La primer obra que salió de este proyecto a principios del 2020, se titula “No place” (Sin lugar), pieza que habla sobre la migración forzada en diversos territorios y fronteras, que aunque en nuestro imaginario podamos pensar que sólo pasa en el hemisferio norte del continente que habitamos, este es un fenómeno que toca cada rincón del mundo, con esta obra pudieron presentarse en el Festival Nacional de Teatro en Singapur así también como llevar la pieza a Japón, por ahora este proyecto se encuentra parado debido a la contingencia del Covid-19, pero sigue con objetivos futuros, cuando las actividades culturales sean retomadas en todos los espacios del mundo.


Ana es también una idealista de las artes, ella como muchas de las personas que se dedican al arte desde lo social, cree que el teatro tiene la magia de guiar a los jóvenes por caminos mas sanos, es por eso que paralelo a su que hacer artístico, también dedica parte de su vida laboral a dar talleres de teatro en escuelas de zonas marginadas de la ciudad, situación que enfatiza porque en nuestro país se tiene una pésima idea de que de este lado de la frontera no hay un sector social con altos índices de pobreza, se cree que aquí todos están bien educados, comidos y cuidados, pero no es así, aquí también hay muchas carencias sociales y sobre todo de incentivo artístico para las y los jóvenes, como en muchos lugares del planeta el arte en esta ciudad también es un lujo.

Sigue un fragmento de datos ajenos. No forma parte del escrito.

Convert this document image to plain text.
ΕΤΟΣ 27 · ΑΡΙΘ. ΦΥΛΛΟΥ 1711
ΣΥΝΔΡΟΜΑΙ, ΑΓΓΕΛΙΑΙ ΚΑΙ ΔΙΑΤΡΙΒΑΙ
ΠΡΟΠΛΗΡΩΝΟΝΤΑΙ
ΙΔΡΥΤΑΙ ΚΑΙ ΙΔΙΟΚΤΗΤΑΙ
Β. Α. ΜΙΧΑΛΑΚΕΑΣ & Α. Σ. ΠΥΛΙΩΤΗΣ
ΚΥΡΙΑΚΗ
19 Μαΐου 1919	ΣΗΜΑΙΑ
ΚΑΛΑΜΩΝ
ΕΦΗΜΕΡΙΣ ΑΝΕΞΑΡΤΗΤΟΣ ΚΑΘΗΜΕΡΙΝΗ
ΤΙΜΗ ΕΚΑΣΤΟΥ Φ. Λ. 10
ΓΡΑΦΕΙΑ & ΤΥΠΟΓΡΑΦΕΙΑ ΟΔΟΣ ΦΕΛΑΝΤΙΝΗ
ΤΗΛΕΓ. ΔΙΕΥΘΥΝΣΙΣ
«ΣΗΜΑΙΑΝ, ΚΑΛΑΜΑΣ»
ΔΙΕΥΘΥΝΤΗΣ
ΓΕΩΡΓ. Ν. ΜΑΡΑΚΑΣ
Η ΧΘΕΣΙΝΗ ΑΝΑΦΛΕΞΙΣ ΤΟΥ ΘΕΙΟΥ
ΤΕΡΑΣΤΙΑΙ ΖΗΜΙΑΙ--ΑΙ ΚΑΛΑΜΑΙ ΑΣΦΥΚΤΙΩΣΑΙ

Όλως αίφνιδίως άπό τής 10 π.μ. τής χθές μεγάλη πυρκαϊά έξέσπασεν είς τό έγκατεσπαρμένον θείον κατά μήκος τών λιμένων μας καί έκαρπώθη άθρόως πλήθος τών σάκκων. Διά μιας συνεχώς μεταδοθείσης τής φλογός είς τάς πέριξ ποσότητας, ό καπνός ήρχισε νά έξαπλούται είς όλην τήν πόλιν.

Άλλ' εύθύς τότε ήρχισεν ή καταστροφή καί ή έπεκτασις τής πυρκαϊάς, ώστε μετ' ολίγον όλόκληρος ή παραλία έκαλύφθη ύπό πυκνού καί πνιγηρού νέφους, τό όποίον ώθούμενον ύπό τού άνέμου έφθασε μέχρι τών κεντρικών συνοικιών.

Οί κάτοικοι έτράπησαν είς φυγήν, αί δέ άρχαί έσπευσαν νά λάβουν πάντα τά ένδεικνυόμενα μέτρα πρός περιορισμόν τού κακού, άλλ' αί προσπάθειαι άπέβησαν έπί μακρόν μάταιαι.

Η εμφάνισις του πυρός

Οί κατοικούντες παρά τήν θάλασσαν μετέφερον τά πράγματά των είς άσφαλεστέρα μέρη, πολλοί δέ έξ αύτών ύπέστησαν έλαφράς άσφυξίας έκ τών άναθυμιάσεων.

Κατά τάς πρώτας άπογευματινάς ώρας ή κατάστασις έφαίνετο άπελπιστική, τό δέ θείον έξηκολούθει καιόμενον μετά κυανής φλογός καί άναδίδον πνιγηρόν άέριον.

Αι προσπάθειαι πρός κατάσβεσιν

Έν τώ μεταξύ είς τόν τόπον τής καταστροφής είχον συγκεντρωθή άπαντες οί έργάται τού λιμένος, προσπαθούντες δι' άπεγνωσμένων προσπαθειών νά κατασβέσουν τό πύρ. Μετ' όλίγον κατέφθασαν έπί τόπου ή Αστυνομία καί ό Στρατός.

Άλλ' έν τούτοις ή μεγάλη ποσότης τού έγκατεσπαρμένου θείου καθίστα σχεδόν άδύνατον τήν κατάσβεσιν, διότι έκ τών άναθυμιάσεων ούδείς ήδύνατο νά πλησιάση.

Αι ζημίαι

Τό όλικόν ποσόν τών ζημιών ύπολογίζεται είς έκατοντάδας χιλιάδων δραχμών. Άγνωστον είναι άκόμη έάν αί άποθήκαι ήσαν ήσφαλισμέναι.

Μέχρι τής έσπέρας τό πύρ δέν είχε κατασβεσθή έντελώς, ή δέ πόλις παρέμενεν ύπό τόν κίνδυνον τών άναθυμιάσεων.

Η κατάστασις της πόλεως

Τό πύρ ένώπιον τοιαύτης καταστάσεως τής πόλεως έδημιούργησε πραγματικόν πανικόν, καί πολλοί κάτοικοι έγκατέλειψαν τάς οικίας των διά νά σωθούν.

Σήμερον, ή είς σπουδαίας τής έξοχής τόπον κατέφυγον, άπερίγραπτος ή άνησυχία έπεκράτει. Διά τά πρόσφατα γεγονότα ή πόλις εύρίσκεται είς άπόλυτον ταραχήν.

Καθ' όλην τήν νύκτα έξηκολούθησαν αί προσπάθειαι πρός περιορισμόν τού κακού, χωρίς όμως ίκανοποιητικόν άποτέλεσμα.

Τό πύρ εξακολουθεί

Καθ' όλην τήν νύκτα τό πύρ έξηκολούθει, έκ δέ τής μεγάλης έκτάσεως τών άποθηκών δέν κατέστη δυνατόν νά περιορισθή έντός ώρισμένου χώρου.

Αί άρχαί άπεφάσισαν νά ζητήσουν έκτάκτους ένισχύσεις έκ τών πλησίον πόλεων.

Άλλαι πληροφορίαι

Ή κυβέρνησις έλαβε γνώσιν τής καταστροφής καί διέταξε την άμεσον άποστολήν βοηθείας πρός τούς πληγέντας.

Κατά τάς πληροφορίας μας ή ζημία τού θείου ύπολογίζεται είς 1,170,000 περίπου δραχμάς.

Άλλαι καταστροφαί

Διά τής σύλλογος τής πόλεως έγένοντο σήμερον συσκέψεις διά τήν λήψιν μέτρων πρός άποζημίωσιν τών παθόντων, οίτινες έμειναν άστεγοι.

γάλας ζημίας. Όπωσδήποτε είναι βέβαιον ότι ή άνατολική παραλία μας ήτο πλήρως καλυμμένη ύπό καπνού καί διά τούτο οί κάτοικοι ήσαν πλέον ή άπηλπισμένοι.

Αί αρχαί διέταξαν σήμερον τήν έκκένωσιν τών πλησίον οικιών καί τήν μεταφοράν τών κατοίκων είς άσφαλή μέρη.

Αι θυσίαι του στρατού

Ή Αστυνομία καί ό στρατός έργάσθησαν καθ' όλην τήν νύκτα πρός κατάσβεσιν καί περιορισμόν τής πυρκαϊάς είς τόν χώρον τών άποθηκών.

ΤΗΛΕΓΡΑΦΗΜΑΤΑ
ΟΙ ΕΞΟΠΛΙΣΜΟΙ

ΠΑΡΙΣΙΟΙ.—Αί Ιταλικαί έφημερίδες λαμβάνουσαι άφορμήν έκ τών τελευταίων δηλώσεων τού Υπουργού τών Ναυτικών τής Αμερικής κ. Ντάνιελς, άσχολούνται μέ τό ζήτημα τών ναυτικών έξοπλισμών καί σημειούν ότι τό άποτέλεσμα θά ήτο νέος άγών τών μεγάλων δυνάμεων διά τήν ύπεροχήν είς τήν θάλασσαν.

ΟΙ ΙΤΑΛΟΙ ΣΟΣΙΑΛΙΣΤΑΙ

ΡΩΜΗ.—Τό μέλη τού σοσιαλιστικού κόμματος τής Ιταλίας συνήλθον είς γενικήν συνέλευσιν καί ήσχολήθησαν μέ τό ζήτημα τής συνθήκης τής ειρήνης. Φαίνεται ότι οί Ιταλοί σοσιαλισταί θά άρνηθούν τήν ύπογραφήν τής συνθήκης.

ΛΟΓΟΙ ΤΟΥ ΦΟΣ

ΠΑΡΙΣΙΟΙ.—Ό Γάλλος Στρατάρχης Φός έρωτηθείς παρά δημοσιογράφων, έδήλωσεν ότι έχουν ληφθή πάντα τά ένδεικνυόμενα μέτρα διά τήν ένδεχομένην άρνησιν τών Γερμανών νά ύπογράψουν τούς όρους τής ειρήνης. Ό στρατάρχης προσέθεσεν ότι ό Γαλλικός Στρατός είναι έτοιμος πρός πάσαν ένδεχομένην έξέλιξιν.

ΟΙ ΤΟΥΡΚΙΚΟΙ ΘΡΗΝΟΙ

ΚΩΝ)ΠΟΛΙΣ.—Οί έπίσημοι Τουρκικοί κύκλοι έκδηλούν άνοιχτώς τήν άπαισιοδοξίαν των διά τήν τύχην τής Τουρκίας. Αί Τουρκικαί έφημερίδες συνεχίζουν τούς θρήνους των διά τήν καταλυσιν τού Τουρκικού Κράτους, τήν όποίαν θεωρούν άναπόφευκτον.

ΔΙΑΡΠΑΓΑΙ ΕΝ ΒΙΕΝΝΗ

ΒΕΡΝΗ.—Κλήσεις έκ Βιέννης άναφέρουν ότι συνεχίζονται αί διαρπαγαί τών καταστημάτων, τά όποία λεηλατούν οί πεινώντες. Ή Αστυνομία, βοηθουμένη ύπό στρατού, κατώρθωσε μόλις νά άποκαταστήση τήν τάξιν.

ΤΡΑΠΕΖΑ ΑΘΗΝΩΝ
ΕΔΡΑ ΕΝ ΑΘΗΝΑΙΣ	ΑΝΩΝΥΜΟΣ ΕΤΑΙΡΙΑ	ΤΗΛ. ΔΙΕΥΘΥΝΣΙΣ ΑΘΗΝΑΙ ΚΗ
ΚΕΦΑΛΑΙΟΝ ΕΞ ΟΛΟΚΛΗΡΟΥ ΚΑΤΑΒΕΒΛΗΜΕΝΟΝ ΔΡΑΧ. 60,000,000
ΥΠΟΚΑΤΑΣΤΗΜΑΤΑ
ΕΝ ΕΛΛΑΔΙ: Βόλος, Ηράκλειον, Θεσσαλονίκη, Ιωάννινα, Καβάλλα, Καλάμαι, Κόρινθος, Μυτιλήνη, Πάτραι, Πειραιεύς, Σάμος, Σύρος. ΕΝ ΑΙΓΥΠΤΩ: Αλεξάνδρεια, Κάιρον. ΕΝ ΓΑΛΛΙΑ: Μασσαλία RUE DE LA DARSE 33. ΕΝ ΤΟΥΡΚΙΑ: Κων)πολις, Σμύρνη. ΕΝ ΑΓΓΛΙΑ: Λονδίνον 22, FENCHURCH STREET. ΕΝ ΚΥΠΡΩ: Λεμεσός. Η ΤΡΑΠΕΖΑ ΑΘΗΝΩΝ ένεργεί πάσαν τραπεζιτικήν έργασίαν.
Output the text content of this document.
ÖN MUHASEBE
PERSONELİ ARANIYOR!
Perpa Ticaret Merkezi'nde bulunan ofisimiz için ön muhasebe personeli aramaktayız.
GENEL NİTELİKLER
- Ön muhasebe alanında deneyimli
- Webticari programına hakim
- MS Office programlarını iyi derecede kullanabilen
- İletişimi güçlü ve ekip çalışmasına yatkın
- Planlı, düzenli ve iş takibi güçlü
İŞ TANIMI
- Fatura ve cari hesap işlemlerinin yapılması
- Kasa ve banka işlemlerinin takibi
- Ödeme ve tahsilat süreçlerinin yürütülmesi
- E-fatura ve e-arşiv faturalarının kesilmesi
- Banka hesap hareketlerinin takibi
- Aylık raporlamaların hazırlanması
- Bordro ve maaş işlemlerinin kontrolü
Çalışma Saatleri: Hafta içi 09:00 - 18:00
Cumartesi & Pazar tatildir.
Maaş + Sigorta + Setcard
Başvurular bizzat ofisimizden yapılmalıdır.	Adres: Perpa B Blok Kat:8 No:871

Es por eso que debemos saber que hay un teatro que todos conocen, ese el de los grandes espectáculos con luces y sonido, pero también está la otra cara del teatro en esta ciudad tan llena de carencias para nuestras comunidades, debemos entender que no todo es Broadway, hay también un sector de artistas independientes que dan espíritu al teatro de vanguardia, de concepto y de acción social en el corazón del imperio. Un arte interseccional que da pie a conversaciones que en estos tiempos debemos todos de abordar, como el racismo, clasismo y machismo en nuestras sociedades, también es importante entender que ser una mujer racializada en una industria que alaba la blanquitud hace que tus caminos o aspiraciones a ciertos papeles se vean mermados por el color de tu piel hasta el modo en el que hablas un idioma que no es el tuyo, el teatro que todo el mundo conoce sólo le ha ofrecido a nuestra adorada actriz un par de papeles, situación que evidencian los conceptos erróneos que la industria tiene para nosotras las inmigrantes, nosotras pareciera que solamente aspiramos a tener un papel de servidumbre o de extra si es que no cumplimos con sus perfiles.


Hacer teatro independiente tanto en México como en Estados Unidos es un acto de resistencia.


Por eso tener conversaciones entre ambos territorios nos invita a crear vínculos y conexiones que haga del arte algo accesible para nuestra comunidad, donde también encontremos educación, oportunidades y representación para todas y todos.